ETFs and the Halving Catalyst
With growing expectations of rate cuts in 2024, potential approval of spot Bitcoin ETFs, and the upcoming Bitcoin halving in April, the momentum behind a Bitcoin price rally appears strong.
As previously reported by TechFlow, several major financial firms, including BlackRock (BLK.N), have filed applications with the SEC to launch spot Bitcoin ETFs. If approved, these products could unlock massive institutional inflows into crypto. U.S.-based crypto firm NYDIG estimates demand for spot Bitcoin ETFs could reach around $30 billion. Their calculation compares the sizes of gold and Bitcoin ETFs—$210 billion and $28.8 billion respectively—and adjusts for relative volatility.

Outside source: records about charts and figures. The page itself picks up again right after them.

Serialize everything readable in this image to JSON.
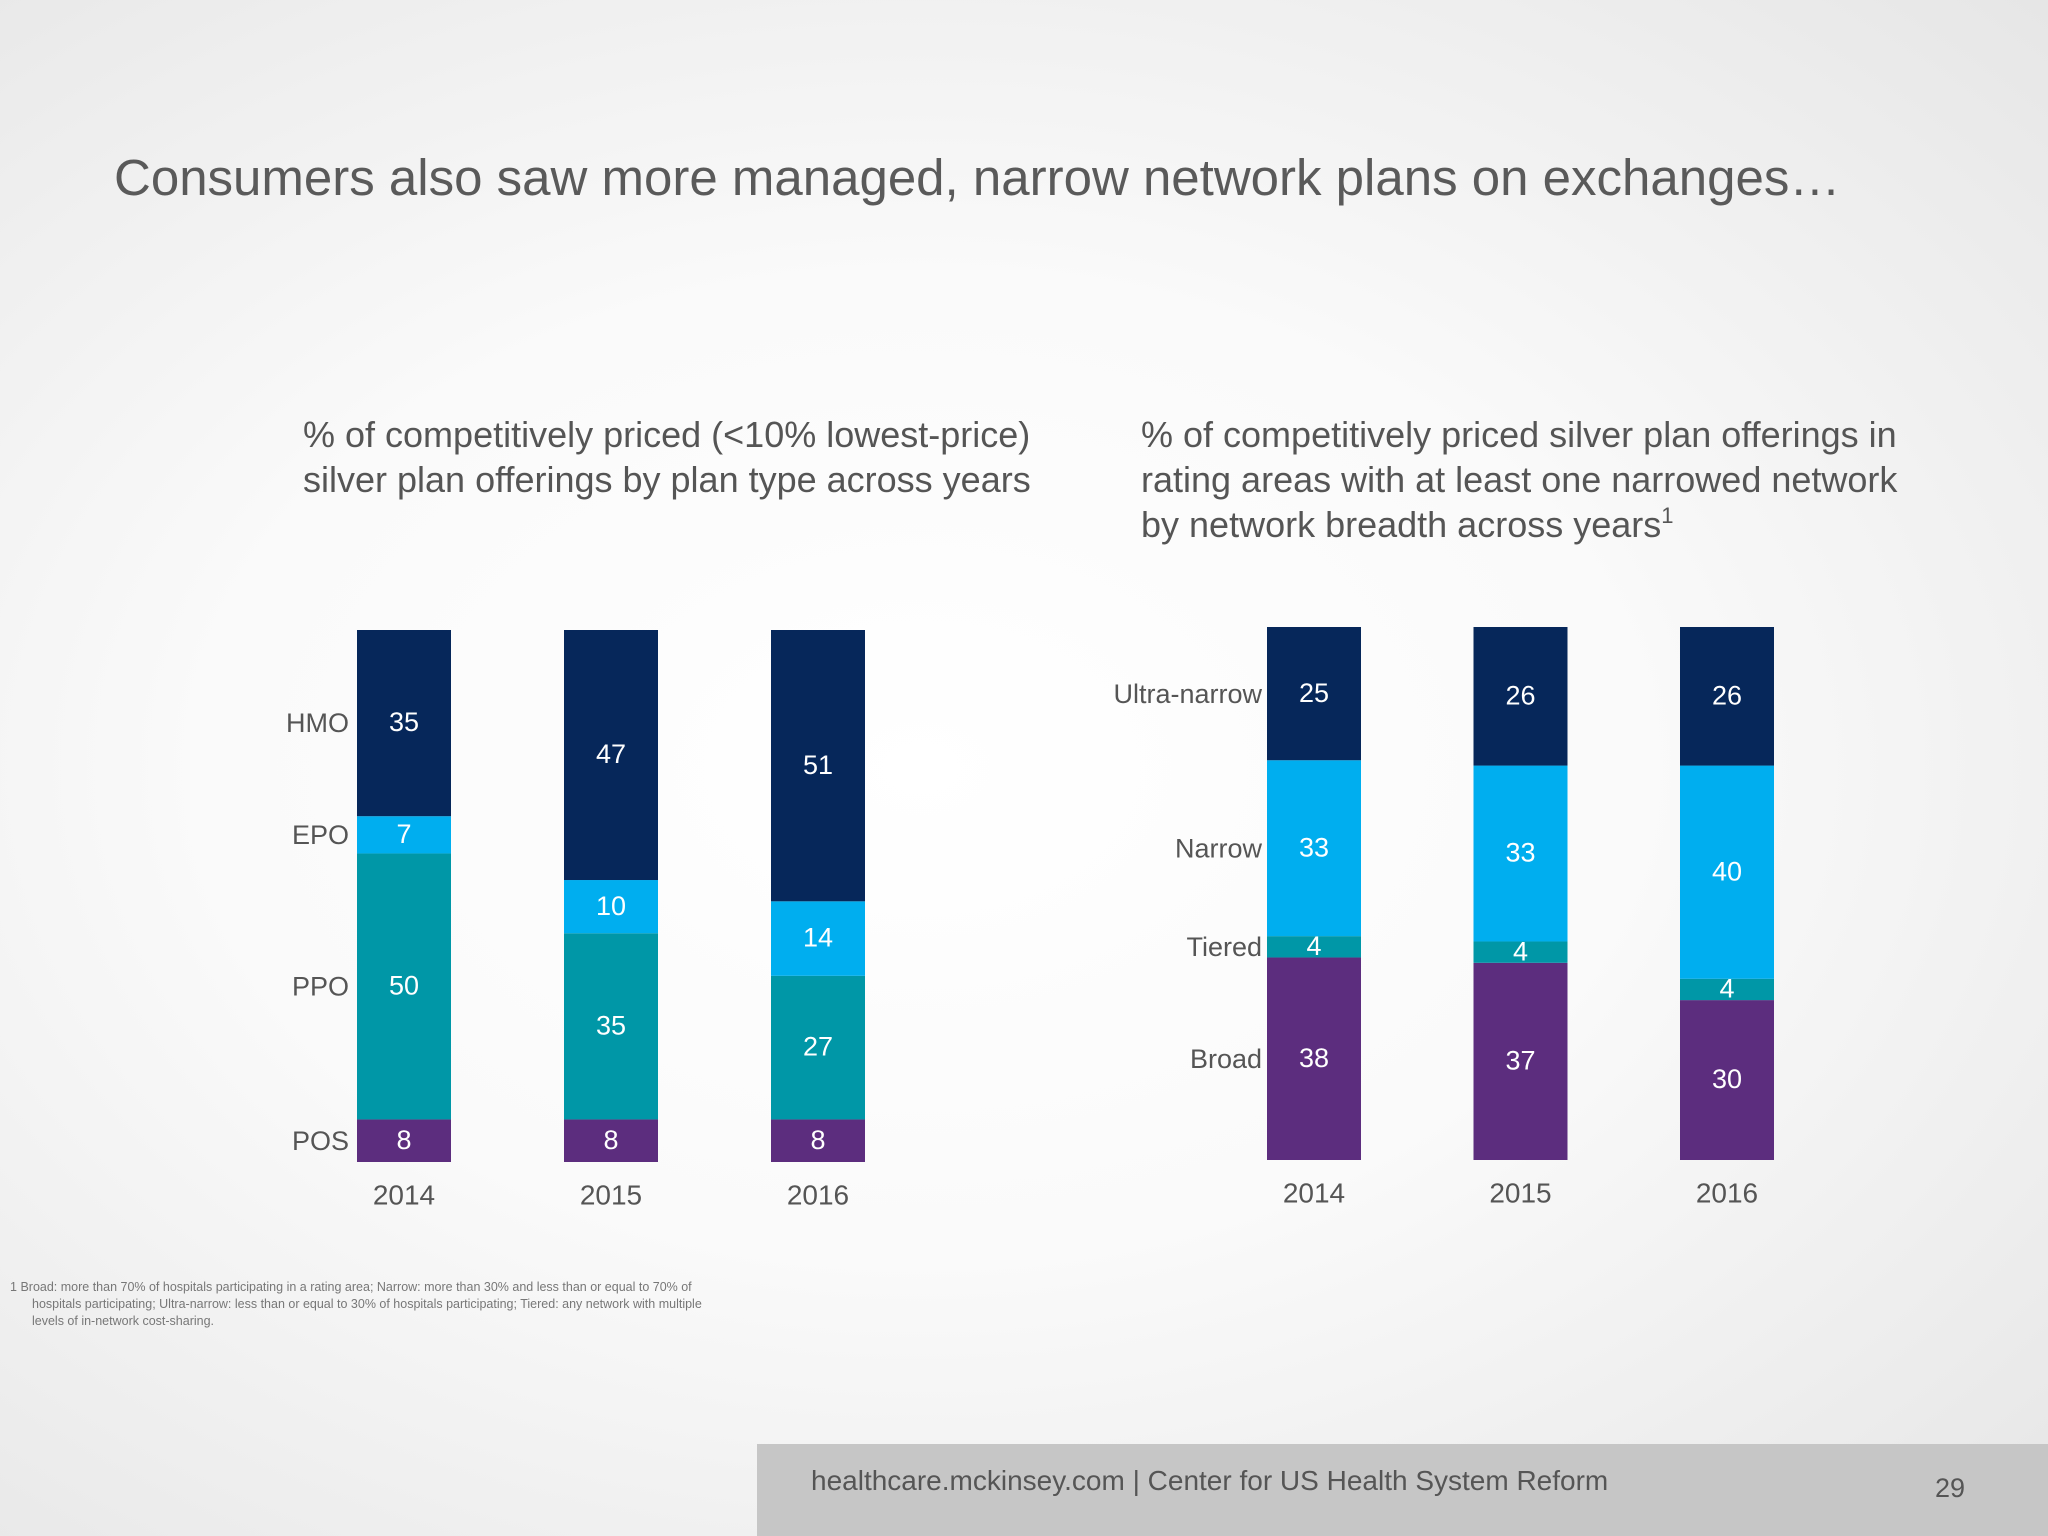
{
  "title": "Consumers also saw more managed, narrow network plans on exchanges…",
  "chart_data": [
    {
      "type": "bar",
      "stacked": true,
      "title": "% of competitively priced (<10% lowest-price) silver plan offerings by plan type across years",
      "categories": [
        "2014",
        "2015",
        "2016"
      ],
      "ylim": [
        0,
        100
      ],
      "series": [
        {
          "name": "POS",
          "color": "#5c2d7e",
          "values": [
            8,
            8,
            8
          ]
        },
        {
          "name": "PPO",
          "color": "#0097a7",
          "values": [
            50,
            35,
            27
          ]
        },
        {
          "name": "EPO",
          "color": "#00aeef",
          "values": [
            7,
            10,
            14
          ]
        },
        {
          "name": "HMO",
          "color": "#06275a",
          "values": [
            35,
            47,
            51
          ]
        }
      ]
    },
    {
      "type": "bar",
      "stacked": true,
      "title": "% of competitively priced silver plan offerings in rating areas with at least one narrowed network by network breadth across years",
      "title_note": "1",
      "categories": [
        "2014",
        "2015",
        "2016"
      ],
      "ylim": [
        0,
        100
      ],
      "series": [
        {
          "name": "Broad",
          "color": "#5c2d7e",
          "values": [
            38,
            37,
            30
          ]
        },
        {
          "name": "Tiered",
          "color": "#0097a7",
          "values": [
            4,
            4,
            4
          ]
        },
        {
          "name": "Narrow",
          "color": "#00aeef",
          "values": [
            33,
            33,
            40
          ]
        },
        {
          "name": "Ultra-narrow",
          "color": "#06275a",
          "values": [
            25,
            26,
            26
          ]
        }
      ]
    }
  ],
  "footnote": {
    "marker": "1",
    "text": "Broad: more than 70% of hospitals participating in a rating area; Narrow: more than 30% and less than or equal to 70% of hospitals participating; Ultra-narrow: less than or equal to 30% of hospitals participating; Tiered: any network with multiple levels of in-network cost-sharing."
  },
  "footer": {
    "text": "healthcare.mckinsey.com | Center for US Health System Reform",
    "page": "29"
  }
}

The next Bitcoin “halving” is expected in April next year. This mechanism slows the issuance rate of new bitcoins, with the total supply capped at 21 million—of which about 19 million have already been mined.
CoinShares analyst Butterfill noted that Bitcoin rebounded after each of the previous three halvings, most recently in 2020. However, given differing market conditions today, it remains uncertain whether the same pattern will repeat. “If we combine strong U.S. ETF demand with reduced new supply, it could make an impact—but I remain cautiously optimistic,” he said.